# Assignment 3

1. Build a PCA model on the data on the first 100 rows.
2. Plot the scores. What do you notice?
3. Investigate the outliers with the contribution tool.
4. Verify that the outliers exist in the raw data
5. Exclude any unusual observations and refit the model
6. Did you get all the outliers? Check the scores and SPE. Repeat to get all outliers removed.
7. Plot a loadings plot for the first component. What is your interpretation of $$p_1$$?

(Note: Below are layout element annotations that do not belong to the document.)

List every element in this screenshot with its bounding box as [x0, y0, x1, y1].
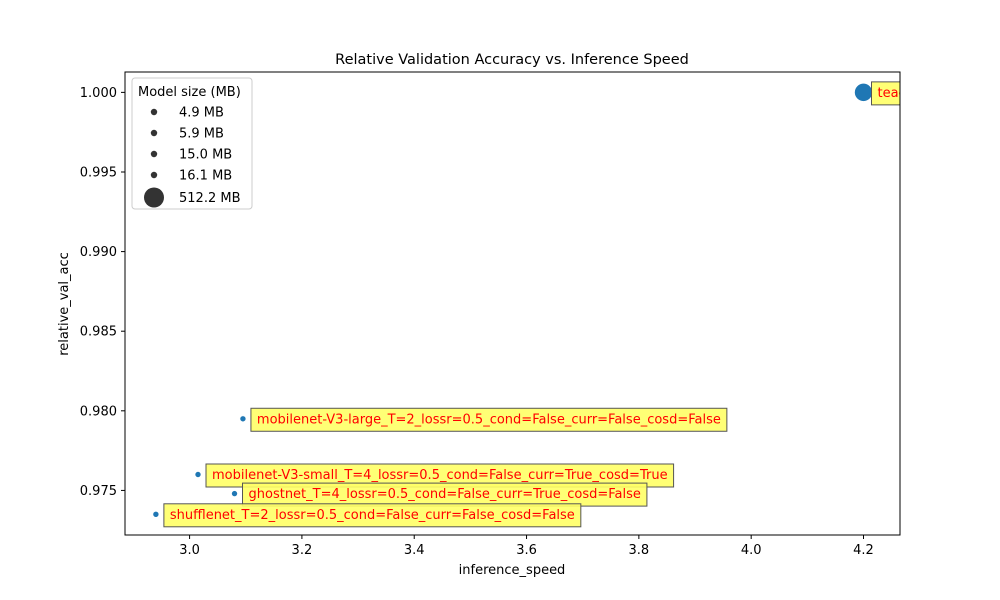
annotation-label: mobilenet-V3-large_T=2_lossr=0.5_cond=Fa… [257, 412, 721, 427]
legend-box [131, 77, 253, 210]
point-annotation: mobilenet-V3-large_T=2_lossr=0.5_cond=Fa… [250, 407, 728, 432]
chart-title: Relative Validation Accuracy vs. Inferen… [335, 52, 689, 68]
x-tick-label: 3.2 [292, 543, 313, 558]
point-annotation: ghostnet_T=4_lossr=0.5_cond=False_curr=T… [242, 482, 648, 507]
legend-marker [144, 187, 164, 208]
legend-label: 16.1 MB [179, 169, 232, 184]
legend-marker [150, 108, 158, 116]
x-tick-label: 4.0 [741, 543, 762, 558]
x-axis-label: inference_speed [459, 563, 566, 578]
data-point [239, 415, 247, 423]
y-tick-label: 1.000 [80, 86, 117, 101]
x-tick-label: 3.6 [516, 543, 537, 558]
x-tick-label: 4.2 [853, 543, 874, 558]
annotation-label: teacher_model_T= [877, 86, 999, 101]
data-point [231, 490, 238, 497]
legend-label: 512.2 MB [179, 191, 240, 206]
point-annotation: teacher_model_T= [870, 81, 999, 106]
y-tick-label: 0.985 [80, 325, 117, 340]
x-tick-label: 3.4 [404, 543, 425, 558]
y-tick-label: 0.980 [80, 404, 117, 419]
x-axis: 3.0 3.2 3.4 3.6 3.8 4.0 4.2 [179, 535, 874, 558]
legend-label: 5.9 MB [179, 127, 224, 142]
x-tick-label: 3.0 [179, 543, 200, 558]
data-point [194, 471, 202, 478]
x-tick-label: 3.8 [629, 543, 650, 558]
legend: Model size (MB) 4.9 MB 5.9 MB 15.0 MB 16.1 … [131, 77, 253, 210]
point-annotation: mobilenet-V3-small_T=4_lossr=0.5_cond=Fa… [205, 463, 675, 488]
data-point [152, 511, 160, 518]
data-point [854, 83, 873, 102]
legend-marker [150, 171, 158, 179]
plot-content: teacher_model_T= mobilenet-V3-large_T=2_l… [152, 81, 999, 528]
annotation-label: ghostnet_T=4_lossr=0.5_cond=False_curr=T… [249, 487, 641, 502]
legend-title: Model size (MB) [138, 85, 241, 100]
y-axis-label: relative_val_acc [57, 252, 72, 356]
annotation-box [163, 503, 582, 528]
legend-marker [150, 150, 158, 158]
legend-label: 15.0 MB [179, 148, 232, 163]
annotation-label: shufflenet_T=2_lossr=0.5_cond=False_curr… [170, 508, 575, 523]
annotation-box [250, 407, 728, 432]
legend-label: 4.9 MB [179, 106, 224, 121]
annotation-label: mobilenet-V3-small_T=4_lossr=0.5_cond=Fa… [212, 468, 668, 483]
y-tick-label: 0.975 [80, 484, 117, 499]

8. Given the $$R^2$$ and $$Q^2$$ values for the first component, what is your interpretation about the variability in this process? (Remember the goal of PCA is to explain variability)
9. What is the interpretation of $$p_2$$? From a quality control perspective, if you could remove the variability due to $$p_2$$, how much of the variability would you be removing from the process?
10. Plot the corresponding time series plot for $$t_1$$. What do you notice in the sequence of score values?
11. Repeat the above question for the second component.
12. Use all the data as testing data (184 observations, of which the first $$\approx 100$$ were used to build the model).
13. Do the outliers that you excluded earlier show up as outliers still? Do the contribution plots for these outliers give the same diagnosis that you got before?
14. Are there any new outliers in points 101 to 184? If so, what are is their diagnosis?